BMO Capital Markets economist Kenrick Jordan said there’s always a lag between higher commodity prices and consumer food prices, so shoppers should expect a five- to seven-per-cent jump in consumer food prices.
“We’re concerned as a business and we’re concerned as consumers,” said Frank Deacon, general manager at Stong’s Market, an independent grocery store in Vancouver.
He said the rise in prices for corn and wheat, caused by the drought in China, and in meat and deli products is worrying and noted “produce is completely affected by the rising oil prices, especially at this time of year when everything is coming from the U.S. and Mexico.”
He said as an independent, Stong’s buyers can price out new suppliers weekly to look for the lowest wholesale price to try to keep prices low but there are some hikes it can’t avoid, like the five per cent minimum increase for Weston’s bakery products announced last week.
“(Baked goods) is not something we can shop around for,” he said.
Deacon said customers can expect increases in the cereal and pasta aisles generally and for certain produce items because of the recent cold snap on the Pacific Coast.
Rising fuel prices and uncertainty in oil-producing countries like Libya are only compounding the situation, said David Wilkes with the Retail Council of Canada. Canada’s highly competitive grocery sector can only shield food shoppers from higher prices for so long, he added.
According to GasBuddy.com, the average price of unleaded gas in Vancouver Saturday was 129.9, up from 126.4 last week, 120.5 one month ago and 114 last year at this time.

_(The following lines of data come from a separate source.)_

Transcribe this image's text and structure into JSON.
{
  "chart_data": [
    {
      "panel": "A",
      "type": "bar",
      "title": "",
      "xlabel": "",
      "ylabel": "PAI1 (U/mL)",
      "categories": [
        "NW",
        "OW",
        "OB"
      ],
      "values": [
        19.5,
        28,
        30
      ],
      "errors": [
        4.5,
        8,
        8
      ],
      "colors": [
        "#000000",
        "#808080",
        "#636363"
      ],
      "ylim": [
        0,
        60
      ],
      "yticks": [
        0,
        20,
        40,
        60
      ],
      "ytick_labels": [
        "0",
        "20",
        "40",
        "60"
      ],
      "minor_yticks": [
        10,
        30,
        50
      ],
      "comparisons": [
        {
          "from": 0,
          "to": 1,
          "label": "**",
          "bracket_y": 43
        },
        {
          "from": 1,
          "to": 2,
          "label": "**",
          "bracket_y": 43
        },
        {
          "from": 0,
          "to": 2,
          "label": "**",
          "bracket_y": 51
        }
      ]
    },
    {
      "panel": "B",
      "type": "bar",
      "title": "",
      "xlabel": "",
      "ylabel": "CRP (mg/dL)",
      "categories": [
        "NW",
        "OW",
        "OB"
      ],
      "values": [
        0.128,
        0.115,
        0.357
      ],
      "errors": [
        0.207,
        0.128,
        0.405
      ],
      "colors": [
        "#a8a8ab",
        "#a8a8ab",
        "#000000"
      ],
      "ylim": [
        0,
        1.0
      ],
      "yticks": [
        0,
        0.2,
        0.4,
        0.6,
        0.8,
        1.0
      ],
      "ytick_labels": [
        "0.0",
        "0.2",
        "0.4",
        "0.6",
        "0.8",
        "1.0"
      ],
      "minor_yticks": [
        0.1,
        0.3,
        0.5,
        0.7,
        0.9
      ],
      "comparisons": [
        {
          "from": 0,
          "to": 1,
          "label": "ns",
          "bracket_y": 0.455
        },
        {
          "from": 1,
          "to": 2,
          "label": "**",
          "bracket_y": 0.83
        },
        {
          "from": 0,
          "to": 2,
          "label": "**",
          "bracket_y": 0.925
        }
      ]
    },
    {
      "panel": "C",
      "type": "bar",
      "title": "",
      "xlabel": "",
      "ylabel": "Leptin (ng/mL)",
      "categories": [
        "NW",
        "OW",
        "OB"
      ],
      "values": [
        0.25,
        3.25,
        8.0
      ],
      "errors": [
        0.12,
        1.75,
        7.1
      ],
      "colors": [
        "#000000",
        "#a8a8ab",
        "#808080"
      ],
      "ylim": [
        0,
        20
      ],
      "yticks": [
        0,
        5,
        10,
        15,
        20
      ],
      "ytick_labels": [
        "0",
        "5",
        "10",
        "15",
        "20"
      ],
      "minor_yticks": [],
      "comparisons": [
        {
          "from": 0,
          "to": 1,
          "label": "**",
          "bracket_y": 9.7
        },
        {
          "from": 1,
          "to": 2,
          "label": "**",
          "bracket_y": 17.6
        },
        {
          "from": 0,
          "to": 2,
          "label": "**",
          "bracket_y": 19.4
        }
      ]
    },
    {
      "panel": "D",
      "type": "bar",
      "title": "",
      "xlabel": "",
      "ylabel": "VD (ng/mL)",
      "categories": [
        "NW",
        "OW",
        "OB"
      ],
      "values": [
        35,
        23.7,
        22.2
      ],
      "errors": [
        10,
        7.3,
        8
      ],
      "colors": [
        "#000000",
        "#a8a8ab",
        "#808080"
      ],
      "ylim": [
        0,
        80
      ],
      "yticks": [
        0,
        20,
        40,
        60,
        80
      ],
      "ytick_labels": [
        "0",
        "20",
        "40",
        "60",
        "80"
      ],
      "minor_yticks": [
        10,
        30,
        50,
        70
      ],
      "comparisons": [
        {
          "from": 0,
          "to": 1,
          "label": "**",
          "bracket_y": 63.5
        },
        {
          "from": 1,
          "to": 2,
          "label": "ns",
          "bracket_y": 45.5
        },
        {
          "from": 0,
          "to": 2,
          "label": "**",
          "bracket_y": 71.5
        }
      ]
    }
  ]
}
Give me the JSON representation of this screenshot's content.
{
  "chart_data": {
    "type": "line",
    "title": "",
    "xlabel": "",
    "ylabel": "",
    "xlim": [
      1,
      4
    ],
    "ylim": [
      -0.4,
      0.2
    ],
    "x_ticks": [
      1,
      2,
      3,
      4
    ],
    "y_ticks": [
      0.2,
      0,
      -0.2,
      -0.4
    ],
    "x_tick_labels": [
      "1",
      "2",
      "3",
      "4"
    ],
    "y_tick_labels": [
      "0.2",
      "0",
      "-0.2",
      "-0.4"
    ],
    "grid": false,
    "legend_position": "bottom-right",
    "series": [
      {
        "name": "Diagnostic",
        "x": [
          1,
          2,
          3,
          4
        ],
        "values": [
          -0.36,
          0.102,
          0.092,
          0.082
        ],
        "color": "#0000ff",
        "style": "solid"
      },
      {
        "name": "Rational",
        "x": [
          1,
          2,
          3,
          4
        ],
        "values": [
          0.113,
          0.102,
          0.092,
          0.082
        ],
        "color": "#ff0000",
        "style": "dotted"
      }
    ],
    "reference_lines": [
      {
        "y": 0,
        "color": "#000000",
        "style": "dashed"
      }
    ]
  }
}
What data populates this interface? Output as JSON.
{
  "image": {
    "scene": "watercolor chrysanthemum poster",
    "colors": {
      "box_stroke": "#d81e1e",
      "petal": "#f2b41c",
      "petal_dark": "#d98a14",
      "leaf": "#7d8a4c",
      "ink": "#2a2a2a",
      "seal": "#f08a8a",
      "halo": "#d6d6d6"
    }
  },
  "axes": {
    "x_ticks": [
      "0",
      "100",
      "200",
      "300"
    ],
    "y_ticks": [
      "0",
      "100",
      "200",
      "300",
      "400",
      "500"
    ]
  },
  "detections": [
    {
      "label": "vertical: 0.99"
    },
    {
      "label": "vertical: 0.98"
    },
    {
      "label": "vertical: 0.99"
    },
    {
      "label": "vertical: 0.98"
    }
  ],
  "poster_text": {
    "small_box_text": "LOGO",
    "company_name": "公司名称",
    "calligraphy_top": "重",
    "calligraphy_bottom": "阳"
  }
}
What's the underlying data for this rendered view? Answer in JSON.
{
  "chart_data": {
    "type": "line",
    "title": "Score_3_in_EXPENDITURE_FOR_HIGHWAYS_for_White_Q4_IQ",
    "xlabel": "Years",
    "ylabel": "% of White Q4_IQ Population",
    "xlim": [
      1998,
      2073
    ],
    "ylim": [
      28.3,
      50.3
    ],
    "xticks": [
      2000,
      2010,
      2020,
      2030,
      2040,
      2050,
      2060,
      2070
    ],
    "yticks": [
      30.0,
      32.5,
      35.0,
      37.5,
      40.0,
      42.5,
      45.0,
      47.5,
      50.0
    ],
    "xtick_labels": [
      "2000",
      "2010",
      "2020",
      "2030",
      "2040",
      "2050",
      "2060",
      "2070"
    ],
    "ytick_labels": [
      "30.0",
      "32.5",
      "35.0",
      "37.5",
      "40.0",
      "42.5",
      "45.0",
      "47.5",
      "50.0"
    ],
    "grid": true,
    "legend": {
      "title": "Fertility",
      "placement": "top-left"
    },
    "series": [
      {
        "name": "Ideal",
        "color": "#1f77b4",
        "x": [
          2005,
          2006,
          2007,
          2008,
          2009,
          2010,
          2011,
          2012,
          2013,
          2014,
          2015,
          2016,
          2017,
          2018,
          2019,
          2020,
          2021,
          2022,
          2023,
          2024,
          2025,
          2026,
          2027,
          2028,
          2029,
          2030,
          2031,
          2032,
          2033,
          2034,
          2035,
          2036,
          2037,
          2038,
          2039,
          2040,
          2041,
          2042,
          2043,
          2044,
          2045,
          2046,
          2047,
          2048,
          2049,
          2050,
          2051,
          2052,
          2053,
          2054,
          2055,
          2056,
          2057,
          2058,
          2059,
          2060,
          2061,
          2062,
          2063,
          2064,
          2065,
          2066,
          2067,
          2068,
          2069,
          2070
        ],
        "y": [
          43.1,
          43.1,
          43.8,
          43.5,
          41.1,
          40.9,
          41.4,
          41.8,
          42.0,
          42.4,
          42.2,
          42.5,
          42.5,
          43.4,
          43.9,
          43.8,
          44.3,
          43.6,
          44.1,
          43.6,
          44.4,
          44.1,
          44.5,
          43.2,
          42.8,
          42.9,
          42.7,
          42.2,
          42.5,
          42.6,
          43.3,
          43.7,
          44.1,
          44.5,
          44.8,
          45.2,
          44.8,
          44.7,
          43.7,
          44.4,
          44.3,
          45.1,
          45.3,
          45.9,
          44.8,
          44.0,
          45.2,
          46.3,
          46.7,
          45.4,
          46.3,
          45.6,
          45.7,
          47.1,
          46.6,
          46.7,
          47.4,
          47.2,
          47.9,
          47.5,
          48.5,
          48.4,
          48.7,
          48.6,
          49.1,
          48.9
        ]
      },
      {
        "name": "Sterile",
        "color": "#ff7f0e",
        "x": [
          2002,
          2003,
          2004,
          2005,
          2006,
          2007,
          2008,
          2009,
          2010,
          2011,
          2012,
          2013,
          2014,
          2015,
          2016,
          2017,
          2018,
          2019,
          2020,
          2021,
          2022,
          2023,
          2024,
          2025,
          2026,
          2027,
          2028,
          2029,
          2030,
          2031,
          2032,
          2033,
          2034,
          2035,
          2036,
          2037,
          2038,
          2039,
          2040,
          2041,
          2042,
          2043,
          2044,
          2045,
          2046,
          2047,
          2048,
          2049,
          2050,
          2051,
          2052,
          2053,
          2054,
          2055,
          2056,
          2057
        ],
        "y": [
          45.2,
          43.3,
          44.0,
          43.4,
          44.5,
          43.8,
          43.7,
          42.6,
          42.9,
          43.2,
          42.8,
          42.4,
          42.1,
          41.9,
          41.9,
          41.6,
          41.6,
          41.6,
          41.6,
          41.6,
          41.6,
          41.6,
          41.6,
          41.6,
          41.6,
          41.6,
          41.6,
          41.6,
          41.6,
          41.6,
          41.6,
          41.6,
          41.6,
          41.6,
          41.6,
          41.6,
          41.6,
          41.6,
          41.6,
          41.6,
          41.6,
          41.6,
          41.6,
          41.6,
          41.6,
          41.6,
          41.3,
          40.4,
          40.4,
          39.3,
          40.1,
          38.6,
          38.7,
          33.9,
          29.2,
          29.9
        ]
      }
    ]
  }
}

For their part, Canada’s major grocers — including Loblaw, Sobeys, Metro Inc. and Walmart Canada — declined to comment on possible price hikes.
Their response comes after the Weston foods division of George Weston Inc. announced the company is increasing the price of its bun and bread products by an average of five per cent, beginning next month. This means retail grocers will have to pay the baked good giants more for products sold under brands such as Harvest Country bread, Wonder Bread, Weston and D’Italiano — and decide whether to pass on the difference to shoppers.
Local restaurateurs have been dealing with steadily-rising food prices for months.
Contacted recently about the cost of tomatoes due to a cold snap in Mexico, co-owner of Vera’s Burger Shack Gerald Tritt said weather always plays a role in produce availability, “but there doesn’t seem to be an end to the rising of food prices in general.”
Tritt blamed natural disasters, political instability in wheat-producing nations and the use of corn for fuel.
“It’s typical to experience some shortages, but I think people need to get ready for a major jolt in the economy of food,” he told The Province.